For long-horizon retirement investors, Golub Capital BDC, Inc.

(GBDC) is the stronger choice — it scores higher on the combination of lower volatility, dividend reliability, and long-term compounding (low volatility (β 0. 64), 10. 5% yield). Both have compounded well over 10 years (GBDC: +61. 0%, CGBD: +47. 8%), confirming both are viable long-term holds — but the lower-volatility option typically results in less emotional selling during corrections. Retirement portfolios generally favour predictability over maximum returns. Consult a financial advisor before making allocation decisions.

10

What are the main differences between CION and ARCC and GBDC and SLRC and CGBD?

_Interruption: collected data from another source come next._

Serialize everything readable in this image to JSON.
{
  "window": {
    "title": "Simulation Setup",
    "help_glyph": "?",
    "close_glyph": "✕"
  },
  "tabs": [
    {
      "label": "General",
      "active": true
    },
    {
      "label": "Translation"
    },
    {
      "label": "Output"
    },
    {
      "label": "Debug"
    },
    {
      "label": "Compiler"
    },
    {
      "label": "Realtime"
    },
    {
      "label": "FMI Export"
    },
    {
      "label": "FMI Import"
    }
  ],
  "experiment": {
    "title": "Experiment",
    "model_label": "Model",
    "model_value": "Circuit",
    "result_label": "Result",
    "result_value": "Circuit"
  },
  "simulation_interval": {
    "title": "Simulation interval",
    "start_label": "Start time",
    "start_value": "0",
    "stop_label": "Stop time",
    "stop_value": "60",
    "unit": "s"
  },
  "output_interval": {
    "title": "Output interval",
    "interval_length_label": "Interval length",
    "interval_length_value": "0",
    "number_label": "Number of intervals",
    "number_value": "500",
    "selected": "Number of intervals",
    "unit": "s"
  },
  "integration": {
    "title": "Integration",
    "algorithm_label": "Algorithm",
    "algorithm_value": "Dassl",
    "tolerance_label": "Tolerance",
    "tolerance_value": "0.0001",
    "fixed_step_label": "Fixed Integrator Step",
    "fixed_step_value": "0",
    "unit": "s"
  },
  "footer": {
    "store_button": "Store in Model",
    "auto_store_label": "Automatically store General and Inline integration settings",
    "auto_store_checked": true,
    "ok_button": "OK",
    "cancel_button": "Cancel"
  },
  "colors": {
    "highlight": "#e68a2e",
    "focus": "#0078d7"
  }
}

Both stocks operate in the Financial Services sector, making this a peer-level intra-sector comparison — the same macro tailwinds and headwinds will affect both.

In terms of investment character: CION is a small-cap high-growth stock; ARCC is a mid-cap high-growth stock; GBDC is a small-cap high-growth stock; SLRC is a small-cap high-growth stock; CGBD is a small-cap deep-value stock. CION, ARCC, GBDC, SLRC pay a dividend while CGBD does not, making them suitable for different income and tax situations. These fundamental differences mean investors should not choose between them on a single metric — the "better stock" depends entirely on which of these characteristics aligns with your investment strategy.

Find Stocks Like These

Explore pre-built screens for each stock's profile, or build a custom screen to find stocks that outperform all of them.

Stocks Like

CION

High-Growth Disruptor

  • Sector: Financial Services
  • Market Cap > $100B
  • Revenue Growth > 20%
  • Gross Margin > 44%
Run This Screen
Stocks Like

ARCC

High-Growth Quality Leader

  • Sector: Financial Services
  • Market Cap > $100B
  • Revenue Growth > 16%
  • Net Margin > 24%
Run This Screen
Stocks Like

GBDC

High-Growth Quality Leader

  • Sector: Financial Services
  • Market Cap > $100B
  • Revenue Growth > 21%
  • Net Margin > 25%
Run This Screen
Stocks Like

SLRC

High-Growth Quality Leader

  • Sector: Financial Services
  • Market Cap > $100B
  • Revenue Growth > 12%
  • Net Margin > 25%
Run This Screen
Stocks Like

CGBD

Quality Mega-Cap Compounder

  • Sector: Financial Services
  • Market Cap > $100B
  • Net Margin > 31%
Run This Screen
Custom Screen

Beat Both

Find stocks that outperform CION and ARCC and GBDC and SLRC and CGBD on the metrics below

Revenue Growth>
%
(CION: 40.9% · ARCC: 32.9%)

You Might Also Compare

Based on how these companies actually compete and overlap — not just which sector they're filed under.